Hydraulic Fracturing has always been referred to as a multidisciplinary technique for delivering improved well productivity. In the BP exploration business operation, a successful hydraulic fracturing operation is a key requirement for cost-efficient well project delivery. With formation rocks requiring in excess of 18000 psi bottom-hole treating pressures, reservoirs with contrasting formation pressure regimes, complex stress profiles and the need for multi-zone commingled completions as business drivers, significant challenges arise in terms of down hole equipment limitations, increased complexity in completion installations, high project costs and diminished assurance of fracture pumping completion success.
An innovative well completion design and a thorough multidisciplinary planning strategy dramatically improved operating efficiency and successfully enhanced well productivity for the Guadalupe sands in BP Colombia operations.
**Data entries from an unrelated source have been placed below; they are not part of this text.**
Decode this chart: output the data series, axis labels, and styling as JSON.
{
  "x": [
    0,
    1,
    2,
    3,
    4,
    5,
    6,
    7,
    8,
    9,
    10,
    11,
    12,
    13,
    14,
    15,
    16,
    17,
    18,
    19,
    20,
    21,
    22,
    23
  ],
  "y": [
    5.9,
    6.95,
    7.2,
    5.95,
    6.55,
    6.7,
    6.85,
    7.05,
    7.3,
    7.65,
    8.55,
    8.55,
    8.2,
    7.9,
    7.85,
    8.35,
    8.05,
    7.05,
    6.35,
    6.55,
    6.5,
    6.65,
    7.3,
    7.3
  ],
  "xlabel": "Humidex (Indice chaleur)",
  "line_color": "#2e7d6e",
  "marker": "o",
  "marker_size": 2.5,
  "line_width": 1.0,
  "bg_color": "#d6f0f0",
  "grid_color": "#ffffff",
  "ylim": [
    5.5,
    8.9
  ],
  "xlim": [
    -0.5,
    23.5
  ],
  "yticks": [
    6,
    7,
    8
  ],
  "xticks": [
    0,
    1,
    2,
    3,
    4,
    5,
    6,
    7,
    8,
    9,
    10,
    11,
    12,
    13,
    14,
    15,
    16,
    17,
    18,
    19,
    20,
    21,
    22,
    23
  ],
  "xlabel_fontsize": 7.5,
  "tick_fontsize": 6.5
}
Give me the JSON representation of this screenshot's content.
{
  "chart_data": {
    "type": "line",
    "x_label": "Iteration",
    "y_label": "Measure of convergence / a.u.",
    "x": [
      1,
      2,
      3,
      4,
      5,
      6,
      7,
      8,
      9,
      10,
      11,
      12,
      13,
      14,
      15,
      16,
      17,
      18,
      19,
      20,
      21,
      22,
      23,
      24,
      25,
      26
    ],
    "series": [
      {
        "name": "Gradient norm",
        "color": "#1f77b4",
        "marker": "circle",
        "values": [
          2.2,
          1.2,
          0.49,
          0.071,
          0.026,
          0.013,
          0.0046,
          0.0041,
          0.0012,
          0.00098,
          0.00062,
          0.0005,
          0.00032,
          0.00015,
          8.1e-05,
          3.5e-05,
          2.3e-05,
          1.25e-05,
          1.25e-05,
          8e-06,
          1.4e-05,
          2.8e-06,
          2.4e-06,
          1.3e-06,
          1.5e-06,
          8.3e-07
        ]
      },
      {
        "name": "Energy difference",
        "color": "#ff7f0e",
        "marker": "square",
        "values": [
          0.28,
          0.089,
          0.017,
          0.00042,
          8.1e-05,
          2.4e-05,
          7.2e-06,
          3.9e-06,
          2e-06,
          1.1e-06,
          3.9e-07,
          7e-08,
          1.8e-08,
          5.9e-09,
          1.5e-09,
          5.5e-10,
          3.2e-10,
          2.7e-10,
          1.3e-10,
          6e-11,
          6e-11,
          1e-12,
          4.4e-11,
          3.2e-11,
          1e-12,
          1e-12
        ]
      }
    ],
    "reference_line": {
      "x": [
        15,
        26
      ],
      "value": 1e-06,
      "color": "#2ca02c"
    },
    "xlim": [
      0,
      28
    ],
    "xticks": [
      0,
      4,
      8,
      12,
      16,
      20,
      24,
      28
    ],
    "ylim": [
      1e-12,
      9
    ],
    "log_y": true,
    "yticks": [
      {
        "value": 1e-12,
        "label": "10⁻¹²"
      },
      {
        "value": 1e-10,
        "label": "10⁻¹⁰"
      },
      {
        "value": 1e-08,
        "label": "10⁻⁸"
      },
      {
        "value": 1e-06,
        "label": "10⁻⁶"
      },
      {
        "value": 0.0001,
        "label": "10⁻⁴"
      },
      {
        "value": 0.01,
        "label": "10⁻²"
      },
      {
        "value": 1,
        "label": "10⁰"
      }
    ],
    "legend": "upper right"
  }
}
The system was implemented in the Floreña C6 well in the Piedemonte Field in Colombia. The completion installation technique also represented the "first of a kind" globally and sets the pace for the future completion work to be undertaken in the Piedemonte Field.
This paper comprehensively describes the total system approach implemented in various disciplines and the strategic planning applied to overcome critical obstacles in the well delivery process; optimizing project costs and creating increased assurance for the hydraulic fracturing operations resulting in a remarkable well performance.
BP Exploration (Colombia) operates on behalf of its partners a group of fields in the foothills of the Eastern cordillera of the Andes in the department of Casanare in Colombia. See map (Fig 1)
Production started in the mid 1990's and it became apparent early in the development that despite the relatively high reservoir permeability, satisfactory productivity could not be achieved in most wells without hydraulic fracturing (ref 1).
It was possible to frac some wells, mainly in the Cusiana field, through the completions, but the treating pressures in the other fields were usually too high to allow this procedure, and therefore hydraulic fracturing was performed through frac strings with a rig on location.
Due to potentially high productivities many wells were completed with 7" completions and an approach of running high pressure 4.5" frac strings through the 7" completions was successfully adopted (ref 2). Over the period 1999–2004 this approach became standard when high productivity was anticipated, resulting in a very successful fracturing campaign.